第649話 高周波スピア

「でやあああ!」


 抜刀した橋本晶が、緑のスパイダーに切りかかっていった。


 だが、九九式の加速機能を使っているにも関わらず、スパイダーの動きについていけない。


 スパイダーは素早く後退して橋本晶の刃を避けると同時に、ネットを撃ち出す。


「なんの! これしき!」


 橋本晶は愛刀を左右に素早くふるい、空中で広がって多いかぶさってくるネットを切り裂く。


 一方、カルルは……


「イリーナ。俺は海斗の相手をする。森田芽依は君が相手してくれ」

「エステス様。やはり、女は攻撃したくないのですか?」

「そうじゃなくて……女をネットで拘束したりしたら、また海斗に変態呼ばわりされそうなので……」


 ううむ……その作戦は読まれていたか……


 そんな二人に、芽依ちゃんがショットガンを向ける。


「死になさい! 消えなさい! くたばりなさい!」


 戦乙女ワルキューレにチェンジする呪文を叫びながら、芽依ちゃんはショットガンを乱射。

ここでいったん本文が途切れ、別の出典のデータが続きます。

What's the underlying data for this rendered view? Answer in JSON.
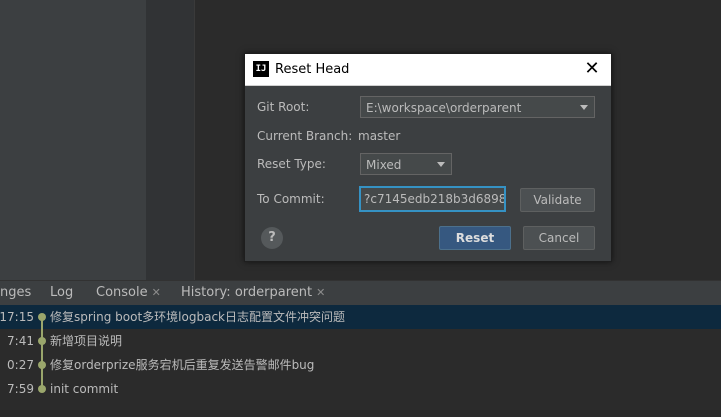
{
  "dialog": {
    "title": "Reset Head",
    "git_root_label": "Git Root:",
    "git_root_value": "E:\\workspace\\orderparent",
    "current_branch_label": "Current Branch:",
    "current_branch_value": "master",
    "reset_type_label": "Reset Type:",
    "reset_type_value": "Mixed",
    "to_commit_label": "To Commit:",
    "to_commit_value": "?c7145edb218b3d6898",
    "validate_label": "Validate",
    "reset_label": "Reset",
    "cancel_label": "Cancel",
    "help_label": "?"
  },
  "tabs": [
    {
      "label": "nges"
    },
    {
      "label": "Log"
    },
    {
      "label": "Console"
    },
    {
      "label": "History: orderparent"
    }
  ],
  "history": [
    {
      "time": "17:15",
      "message": "修复spring boot多环境logback日志配置文件冲突问题"
    },
    {
      "time": "7:41",
      "message": "新增项目说明"
    },
    {
      "time": "0:27",
      "message": "修复orderprize服务宕机后重复发送告警邮件bug"
    },
    {
      "time": "7:59",
      "message": "init commit"
    }
  ],
  "colors": {
    "graph": "#9aa66c",
    "selection": "#0d293e",
    "primary_button": "#365880"
  }
}
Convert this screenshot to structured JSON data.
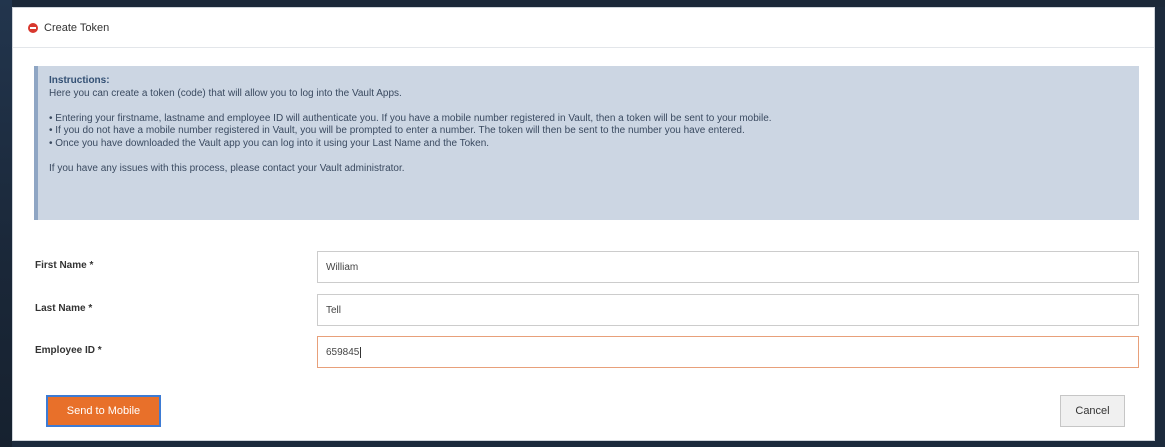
{
  "dialog": {
    "title": "Create Token",
    "title_icon": "stop-icon"
  },
  "instructions": {
    "heading": "Instructions:",
    "intro": "Here you can create a token (code) that will allow you to log into the Vault Apps.",
    "bullets": [
      "• Entering your firstname, lastname and employee ID will authenticate you. If you have a mobile number registered in Vault, then a token will be sent to your mobile.",
      "• If you do not have a mobile number registered in Vault, you will be prompted to enter a number. The token will then be sent to the number you have entered.",
      "• Once you have downloaded the Vault app you can log into it using your Last Name and the Token."
    ],
    "footer": "If you have any issues with this process, please contact your Vault administrator."
  },
  "form": {
    "first_name": {
      "label": "First Name *",
      "value": "William"
    },
    "last_name": {
      "label": "Last Name *",
      "value": "Tell"
    },
    "employee_id": {
      "label": "Employee ID *",
      "value": "659845"
    }
  },
  "buttons": {
    "send_label": "Send to Mobile",
    "cancel_label": "Cancel"
  },
  "colors": {
    "primary_button": "#e8702a",
    "instructions_bg": "#ccd6e3",
    "header_icon": "#d8382e"
  }
}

 しかし、素早く動き回るスパイダーに全く当たらない。


 弾を撃ち切ってマガジンを交換している隙に、青いスパイダーがネットを発射。


「きゃ!」


 芽依ちゃんの九九式が緑色のネットで覆われる。


「ほほほ! 良いざまね、メイ・モリタ。もう動く事もできないでしょう。九九式の怪力でも、パラアラミド繊維のネットは引き千切ちぎれないわよ」

「く……その口ぶり。私に何か恨みでも?」

「はあ? まさか忘れたんじゃないでしょうね?」

「ええっと……どちら様でしたっけ?」

「私はイリーナ……イリーナ・ミハルコフ」


 イリーナ……なんか聞いたような……


「イリーナさん? ああ! 先日、私が人じ……いやいや、保護した人でしたね」

「保護じゃなくて、人質でしょうが!」

「そうとも言いますね。あはは……」

「笑って誤魔化すな! とにかく、あの時の屈辱のお礼、たっぷりとさせてもらうわ」

「いえいえ、礼にはおよびません」

「遠慮する事ないわ」

「そうは言っても、スパイダー搭載の機銃では九九式の装甲を貫通できませんよ」

「そうね。でも、スパイダーのマニュピレーターは、いろんなオプションを使えるのよ」


 イリーナの機体は、蟹ハサミのようなマニュピレーターで一本の槍を掴んだ。 


 槍からヴィイイイン! という機械音が鳴り響く。


「これは貴女あなたに復讐するために、特別に用意した武器よ」 

「それは!」

「高周波スピア。刃先が超高速で振動してどんな硬い物でも貫ける武器。九九式の装甲だって、これの前には紙のような物よ。まあ、音が五月蠅うるさいのが難点だけど」

「……」

「安心して。一撃で殺したりはしないわ。急所は外して、何度もチクチクと刺してやるわよ」


 怖えええ! エラ並のサディスト! 


 と、この様子を僕はボーっと見ていたわけではない。


 カルルの放つネットを避けながら、ショットガンやワイヤーガンで攻撃を続けていたのだ。

 

 しかし、スパイダーの動きは素早く、僕の攻撃はさっぱり当たらない。


 橋本晶の方も、緑の機体との戦いで手一杯のようだ。


 このままでは芽依ちゃんが危ない。